History of Georgia

Article Index

The growing of cereals and leguminous plants, as well as wine-making was especially developed in Georgia's agriculture. According to Acad. I.Javakhishvili 420 varieties of grapes were grown in Georgia. Also widespread were such industrial crops, as flax, hemp, etc. Flax had been cultivated here from ancient times and, together with wax and honey (abundantly produced by well-developed apiculture), featured prominently in home and foreign trade. Animal husbandry was also well developed for use as draft animals and also for making meat and dairy products, leather and wool. Poultry farming also played a significant role, and sericulture was of great importance since silk was an item of export.
The 11th-12th centuries witnessed a high level of development of feudal Georgia's culture - philosophy, historiography, philology, letters, architecture, monumental painting, miniature, metalwork and pottery. Shota Rustaveli's great epic poem "The Knight in the Panther's Skin" was created at the turn of the 12th to 13th century. Scholarly and literary work flourished at centers of culture existing within Georgia and abroad. The antecedents of the highly developed culture of 12th-cent. Georgia had been prepared by the preceding period. The Iviron monastery on Mt. Athos, the Georgian monastery on the Black Mountain, the monastery of the Holy Cross in Palestine, the Petritsoni monastery in Bulgaria - these were Georgian centers where intensive scholarly and cultural work was carried on.
The culture of the country was determined by the development of education, which attained considerable progress at the time under discussion. Schools were mainly attached to churches and monasteries. The system of education in Georgia was in fact fully subordinated to Christian ideology. The view is justified according to which alongside schools of rhetoric there were primary schools in various towns. It is not fortuitous that buildings for schools (seminaries) are found near the monasteries of Opiza, Oshki, Shatberdi, Berta, Khandzta, and others.
Schools under the auspices of churches and monasteries were official; the subjects there were theology, hymnography, liturgics and Georgian manuscript book-writing. At the same time in the families of members of the royal court and feudal lords children were educated by private tutors. The larger churches were designed not only for cultic and monastic activities but served also as centers of school education.

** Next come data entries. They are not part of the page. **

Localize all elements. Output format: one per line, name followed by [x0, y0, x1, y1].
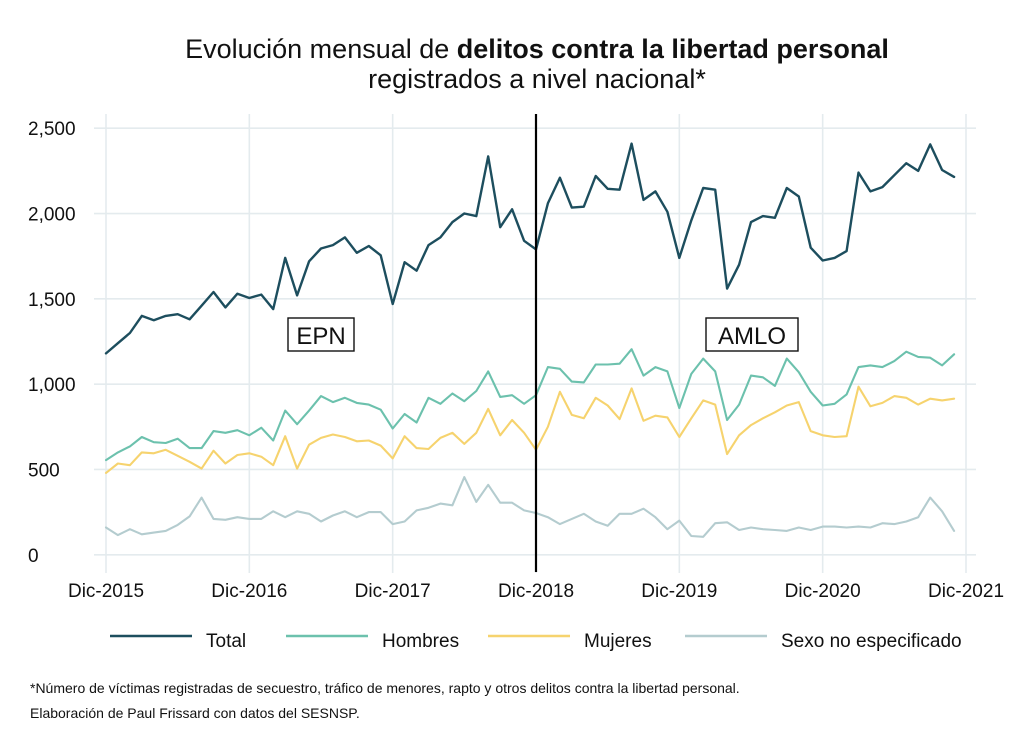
y-tick-label-4: 2,000	[28, 205, 76, 226]
y-tick-label-0: 0	[28, 546, 39, 567]
legend-label-sexo-no-especificado: Sexo no especificado	[781, 631, 962, 652]
y-tick-label-3: 1,500	[28, 290, 76, 311]
footnote-source: Elaboración de Paul Frissard con datos d…	[30, 705, 360, 721]
legend-label-mujeres: Mujeres	[584, 631, 652, 652]
y-tick-label-1: 500	[28, 460, 60, 481]
amlo-label: AMLO	[718, 323, 786, 350]
footnote-definition: *Número de víctimas registradas de secue…	[30, 680, 740, 696]
amlo-annotation: AMLO	[706, 318, 798, 351]
x-tick-label-3: Dic-2018	[498, 581, 574, 602]
legend-label-hombres: Hombres	[382, 631, 459, 652]
chart-title-line1: Evolución mensual de delitos contra la l…	[185, 34, 889, 64]
x-tick-label-2: Dic-2017	[355, 581, 431, 602]
x-tick-label-6: Dic-2021	[928, 581, 1004, 602]
epn-annotation: EPN	[288, 318, 354, 351]
epn-label: EPN	[296, 323, 345, 350]
legend: Total Hombres Mujeres Sexo no especificado	[110, 631, 962, 652]
series-line-sexo-no-especificado	[106, 477, 954, 537]
x-axis: Dic-2015 Dic-2016 Dic-2017 Dic-2018 Dic-2019…	[68, 581, 1004, 602]
legend-label-total: Total	[206, 631, 246, 652]
y-tick-label-5: 2,500	[28, 119, 76, 140]
x-tick-label-1: Dic-2016	[211, 581, 287, 602]
y-axis: 0 500 1,000 1,500 2,000 2,500	[28, 119, 76, 567]
chart-canvas: Evolución mensual de delitos contra la l…	[0, 0, 1024, 745]
series-lines	[106, 144, 954, 537]
series-line-hombres	[106, 349, 954, 460]
series-line-total	[106, 144, 954, 354]
x-tick-label-5: Dic-2020	[785, 581, 861, 602]
chart-title-prefix: Evolución mensual de	[185, 34, 457, 64]
x-tick-label-0: Dic-2015	[68, 581, 144, 602]
chart-title-bold: delitos contra la libertad personal	[457, 34, 889, 64]
x-tick-label-4: Dic-2019	[641, 581, 717, 602]
chart-title-line2: registrados a nivel nacional*	[368, 64, 706, 94]
y-tick-label-2: 1,000	[28, 375, 76, 396]
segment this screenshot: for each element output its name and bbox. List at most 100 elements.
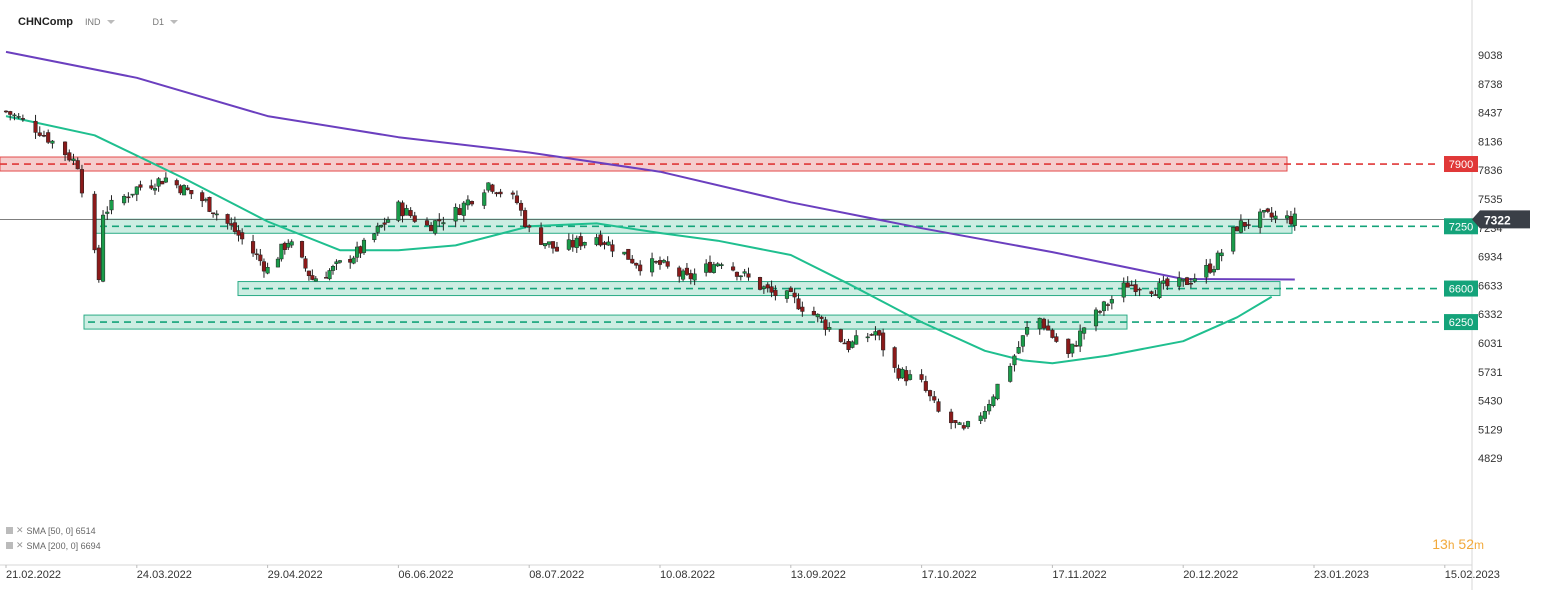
candle-body[interactable] [566, 239, 571, 250]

Close acquaintance with the Byzantine system of education played a significant role in the progress of school education in 11th-12th cent. Georgia. Many Georgians received education in Byzantium, some of them subsequently becoming outstanding scholars (e.g. Eprem Mtsiré). Giorgi Mtatsmindeli sent eighty Georgian youths to Byzantium to receive education and be instructed in the rules of divine service at the Iviron monastery.
King David the Builder gave close attention to the education of his people. This fact was not overlooked by the Armenian chronicler Vardan Bardzmerts who wrote that "David took great care of the Iberian people, who sought knowledge". The king selected forty children who were sent to Greece "so that they be taught languages and bring home translations made by them there". Three of them later became well-known scholars.
At the time of David the Builder there were quite a few schools and academies in Georgia, among which Gelati occupies a special place. King David's historian calls Gelati Academy "a second Jerusalem of all the East for learning of all that is of value, for the teaching of knowledge - a second Athens, far exceeding the first in divine law, a canon for all ecclesiastical splendor" Life of David . King of Kings , translated by Katharine Vivian, manuscript, p.12).
Gelati Academy was the first one to be established in the period of developed feudalism, it answered the actual needs of the day, anticipating the ideological movement that paved the way for the Georgian Renaissance.
Besides Gelati there also were other cultural-enlightenment and scholarly centers in Georgia at that time. There was a higher school at Iqalto - the Iqalto Academy. Its existence is attested by the ruins preserved in the yard of the monastery, most probably forming a single building. Windows are discernible, as well as the base of a pulpit, etc. The founder and first rector of the academy was Arsen Iqaltoeli who came to Iqalto from Gelati in the 1120s. Among other centers of higher education mention is also made of an academy at Gremi.
Intensive literary, philosophical and translation work was carried on at Georgian centers of culture and education outside Georgia {the Iviron monastery on Mt.Athos, the monastery on the Black Mountain in Syria, Petiitsoni monastery in Bulgaria, etc.). In this period a number of original works were written and important monuments of world culture were translated into Georgian, facilitating the advance of national scholarship and literature.
Of the Georgian scholars who flourished outside Georgia Giorgi Mtatsmindeli, Eprem Mtsiré and Giorgi Khutsesmonazoni (Mtsiré) acquired renown.